By Atty. Jun de Zuñiga
In my previous column (25 January 2018), I covered the DOSRI transactions of banks, the rationale for their regulation, and the supervisory requirements for their grant. The DOSRI rule is one of the twin regulations meant to guide banks in the prudential allocation of their credit resources and to deter self-dealing transactions, insider loans and the undue concentration of loans to few and selected borrowers.
The other component of such regulations is the so-called “single borrower’s limit” (SBL) which is commonly referred to as the “SBL.” Credit risk or the risk of loss due to the failure of a borrower to perform its contractual obligations is one of the key risks that banks must adequately manage. There is a need to set prudential limits to restrict bank exposures to single borrowers as such exposures represent credit risk concentration. Imposing loan limits is a measure to deter banks from concentrating their resources to one borrower (Banking Laws of the Philippines, Vol. II, BSP, p. 213).
The SBL is governed by Section 35 of the General Banking Law and by several BSP implementing circulars. Below are highlights of the SBL provisions.
First, SBL covers loans,credit accommodations and guarantees. It has a broad coverage which the Monetary Board may redefine from time to time. Bank guarantees are included in the computation of the SBL since, when called and drawn upon, would lead to actual loan exposures of the bank.
Second, the basis for determining compliance with the SBL is the total credit commitment of the bank to the borrower, whether availed of fully or only partially, and not only the actual outstanding loan and credit accommodation of the borrower (Record of the Senate on S.B. 1519, Nov. 15, 1999).
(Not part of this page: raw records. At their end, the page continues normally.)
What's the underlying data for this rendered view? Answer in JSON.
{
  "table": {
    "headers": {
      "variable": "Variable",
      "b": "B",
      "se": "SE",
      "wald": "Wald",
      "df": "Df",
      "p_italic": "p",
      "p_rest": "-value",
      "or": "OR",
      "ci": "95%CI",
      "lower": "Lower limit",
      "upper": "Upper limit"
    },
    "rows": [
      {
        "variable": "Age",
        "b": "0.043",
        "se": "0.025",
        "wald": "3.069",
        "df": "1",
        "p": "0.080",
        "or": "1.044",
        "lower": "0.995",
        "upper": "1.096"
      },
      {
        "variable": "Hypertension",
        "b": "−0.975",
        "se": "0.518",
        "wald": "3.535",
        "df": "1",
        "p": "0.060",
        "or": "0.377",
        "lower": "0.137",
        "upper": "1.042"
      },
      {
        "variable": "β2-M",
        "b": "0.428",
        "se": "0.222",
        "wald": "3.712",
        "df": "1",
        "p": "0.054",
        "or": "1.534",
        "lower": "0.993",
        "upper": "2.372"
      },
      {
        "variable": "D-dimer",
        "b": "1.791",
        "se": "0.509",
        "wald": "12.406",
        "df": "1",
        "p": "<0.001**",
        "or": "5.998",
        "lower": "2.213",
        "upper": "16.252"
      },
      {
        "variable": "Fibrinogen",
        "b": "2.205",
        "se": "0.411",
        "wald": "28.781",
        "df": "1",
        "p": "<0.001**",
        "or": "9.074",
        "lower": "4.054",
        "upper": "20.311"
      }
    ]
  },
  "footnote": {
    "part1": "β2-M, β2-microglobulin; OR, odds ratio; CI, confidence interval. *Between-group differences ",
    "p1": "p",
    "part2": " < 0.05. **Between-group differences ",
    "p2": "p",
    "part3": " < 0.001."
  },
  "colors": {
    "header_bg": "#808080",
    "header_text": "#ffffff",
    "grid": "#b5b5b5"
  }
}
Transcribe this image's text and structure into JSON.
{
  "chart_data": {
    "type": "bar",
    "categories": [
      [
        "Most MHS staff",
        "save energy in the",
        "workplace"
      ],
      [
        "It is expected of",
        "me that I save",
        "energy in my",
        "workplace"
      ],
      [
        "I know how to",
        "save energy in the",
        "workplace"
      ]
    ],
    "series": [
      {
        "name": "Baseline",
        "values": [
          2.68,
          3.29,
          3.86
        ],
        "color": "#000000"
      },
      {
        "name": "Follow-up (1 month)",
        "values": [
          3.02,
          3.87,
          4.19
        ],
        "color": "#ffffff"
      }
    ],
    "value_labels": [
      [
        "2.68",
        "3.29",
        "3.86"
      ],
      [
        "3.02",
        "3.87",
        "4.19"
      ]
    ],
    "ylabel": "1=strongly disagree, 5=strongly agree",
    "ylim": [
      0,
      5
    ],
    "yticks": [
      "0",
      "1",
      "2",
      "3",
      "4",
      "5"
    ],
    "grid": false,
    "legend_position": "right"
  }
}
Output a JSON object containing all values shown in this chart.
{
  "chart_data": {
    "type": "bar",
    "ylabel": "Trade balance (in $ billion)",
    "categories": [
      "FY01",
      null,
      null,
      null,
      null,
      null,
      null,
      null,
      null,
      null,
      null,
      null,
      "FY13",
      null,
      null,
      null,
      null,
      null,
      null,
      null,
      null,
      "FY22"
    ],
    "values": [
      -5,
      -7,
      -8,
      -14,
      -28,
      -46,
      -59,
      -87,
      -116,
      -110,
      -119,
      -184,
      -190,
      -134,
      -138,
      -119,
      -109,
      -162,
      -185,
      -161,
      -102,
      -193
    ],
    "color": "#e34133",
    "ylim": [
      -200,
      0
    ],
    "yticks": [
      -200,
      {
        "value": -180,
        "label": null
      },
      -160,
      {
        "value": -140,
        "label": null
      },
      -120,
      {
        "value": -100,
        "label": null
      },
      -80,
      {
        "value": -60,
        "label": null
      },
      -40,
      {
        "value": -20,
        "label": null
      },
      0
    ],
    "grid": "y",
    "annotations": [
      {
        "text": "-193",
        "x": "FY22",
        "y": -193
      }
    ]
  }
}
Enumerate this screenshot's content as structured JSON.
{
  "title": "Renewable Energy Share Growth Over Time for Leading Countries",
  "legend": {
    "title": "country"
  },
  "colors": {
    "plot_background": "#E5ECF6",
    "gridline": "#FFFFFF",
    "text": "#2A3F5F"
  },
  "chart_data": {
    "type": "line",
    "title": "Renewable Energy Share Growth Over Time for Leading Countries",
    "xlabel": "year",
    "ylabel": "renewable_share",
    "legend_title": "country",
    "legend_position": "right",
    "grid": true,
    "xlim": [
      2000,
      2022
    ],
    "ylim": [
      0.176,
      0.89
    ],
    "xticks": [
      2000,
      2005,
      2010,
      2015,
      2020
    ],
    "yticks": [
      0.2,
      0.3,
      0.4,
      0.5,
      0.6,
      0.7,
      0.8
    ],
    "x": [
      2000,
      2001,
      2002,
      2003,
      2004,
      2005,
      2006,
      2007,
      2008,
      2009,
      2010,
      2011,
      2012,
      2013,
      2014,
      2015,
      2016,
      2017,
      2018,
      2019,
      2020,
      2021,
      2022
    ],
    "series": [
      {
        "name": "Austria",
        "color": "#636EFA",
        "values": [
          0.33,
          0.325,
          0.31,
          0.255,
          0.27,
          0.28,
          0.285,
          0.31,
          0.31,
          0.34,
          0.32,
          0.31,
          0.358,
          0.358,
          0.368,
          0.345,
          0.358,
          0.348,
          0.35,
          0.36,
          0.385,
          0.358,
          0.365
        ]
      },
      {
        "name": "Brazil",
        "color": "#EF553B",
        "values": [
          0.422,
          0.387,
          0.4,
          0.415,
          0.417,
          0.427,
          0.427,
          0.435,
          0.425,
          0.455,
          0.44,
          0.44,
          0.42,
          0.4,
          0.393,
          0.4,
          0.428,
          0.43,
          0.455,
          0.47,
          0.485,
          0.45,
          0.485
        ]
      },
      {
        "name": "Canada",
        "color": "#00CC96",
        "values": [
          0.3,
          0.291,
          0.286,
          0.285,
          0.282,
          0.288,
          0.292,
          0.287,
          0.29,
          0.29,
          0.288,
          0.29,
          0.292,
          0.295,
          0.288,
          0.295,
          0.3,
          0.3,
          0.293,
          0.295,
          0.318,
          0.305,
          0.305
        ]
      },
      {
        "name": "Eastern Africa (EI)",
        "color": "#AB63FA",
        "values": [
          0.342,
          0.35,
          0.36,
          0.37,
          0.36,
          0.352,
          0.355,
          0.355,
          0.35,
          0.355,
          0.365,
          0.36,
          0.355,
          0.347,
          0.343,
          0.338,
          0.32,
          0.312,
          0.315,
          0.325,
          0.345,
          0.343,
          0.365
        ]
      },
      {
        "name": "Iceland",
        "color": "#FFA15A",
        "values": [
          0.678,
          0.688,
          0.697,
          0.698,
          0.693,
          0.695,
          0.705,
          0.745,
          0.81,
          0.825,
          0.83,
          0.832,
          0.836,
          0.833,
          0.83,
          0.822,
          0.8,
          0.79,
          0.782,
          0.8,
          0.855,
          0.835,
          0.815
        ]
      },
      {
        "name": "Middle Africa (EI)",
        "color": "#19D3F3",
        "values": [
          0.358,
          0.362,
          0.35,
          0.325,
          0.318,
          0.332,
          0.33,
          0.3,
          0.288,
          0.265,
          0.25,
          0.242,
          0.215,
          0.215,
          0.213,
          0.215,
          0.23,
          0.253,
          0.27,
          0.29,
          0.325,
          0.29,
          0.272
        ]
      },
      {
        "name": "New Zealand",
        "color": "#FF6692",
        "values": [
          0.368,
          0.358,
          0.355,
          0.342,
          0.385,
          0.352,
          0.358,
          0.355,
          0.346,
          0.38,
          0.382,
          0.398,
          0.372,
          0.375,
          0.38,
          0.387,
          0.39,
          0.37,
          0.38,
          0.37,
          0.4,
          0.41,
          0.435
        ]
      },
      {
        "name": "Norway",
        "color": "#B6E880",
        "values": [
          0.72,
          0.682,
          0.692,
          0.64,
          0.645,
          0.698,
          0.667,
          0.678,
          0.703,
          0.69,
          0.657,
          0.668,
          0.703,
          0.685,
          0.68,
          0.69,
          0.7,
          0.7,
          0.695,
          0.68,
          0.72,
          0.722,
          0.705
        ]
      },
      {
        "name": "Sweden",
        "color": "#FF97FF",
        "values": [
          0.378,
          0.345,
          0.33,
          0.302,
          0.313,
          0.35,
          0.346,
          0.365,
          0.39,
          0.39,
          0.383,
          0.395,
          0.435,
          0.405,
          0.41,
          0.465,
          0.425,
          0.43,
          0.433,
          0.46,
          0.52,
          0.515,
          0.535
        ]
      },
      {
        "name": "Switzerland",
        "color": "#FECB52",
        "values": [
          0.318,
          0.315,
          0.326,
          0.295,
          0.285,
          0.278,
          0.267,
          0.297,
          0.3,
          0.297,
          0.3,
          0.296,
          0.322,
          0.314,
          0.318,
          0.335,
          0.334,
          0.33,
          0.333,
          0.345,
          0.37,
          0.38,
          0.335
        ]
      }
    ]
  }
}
Third, the current SBL is 25% of the net worth of a bank. The SBL may be increased by an additional 10% provided that the additional liabilities are adequately secured by trust receipts, shipping documents, warehouse receipts and similar documents.
Fourth, loans extended by banks for projects under the Public-Private Partnership (PPP) Program of the government may have a separate SBL of 25%.
Fifth, loans extended by banks to oil companies which are engaged in energy and power generation may also have an additional 15% SBL.
Sixth, there are certain types of loans which can be excluded from the computation of the SBL. These would include: (a) loans secured by obligations of the Bangko Sentral or the Government and those fully guaranteed by the Government; (b) loans to the extent covered by deposit hold-outs; (c) loans under letters of credit to the extent covered by margin deposits; and (d) other non-risk items as determined by the Monetary Board.
Examples of other types of loans which were excluded by Monetary Board from the computation of the SBL are: (a) loans covered by legally effective credit risk transfer arrangements; (b) certain interbank loan transactions; (c) short-term exposures of banks to settlement banks; and (d) loans covered by guarantees of international/regional institutions/multilateral financial institutions.
Seventh, in determining, whether there is a violation of the SBL, the reckoning point is the time when the loan is granted. Any subsequent event or cause that is beyond the control of the bank, or involuntary on its part, will not give rise to the imposition of sanctions, as where a loan, after the grant, exceeds the prescribed limit due to substantial prepayment by another borrowed thereby lowering the ceiling (Banking Laws of the Philippines, ibid., p. 222).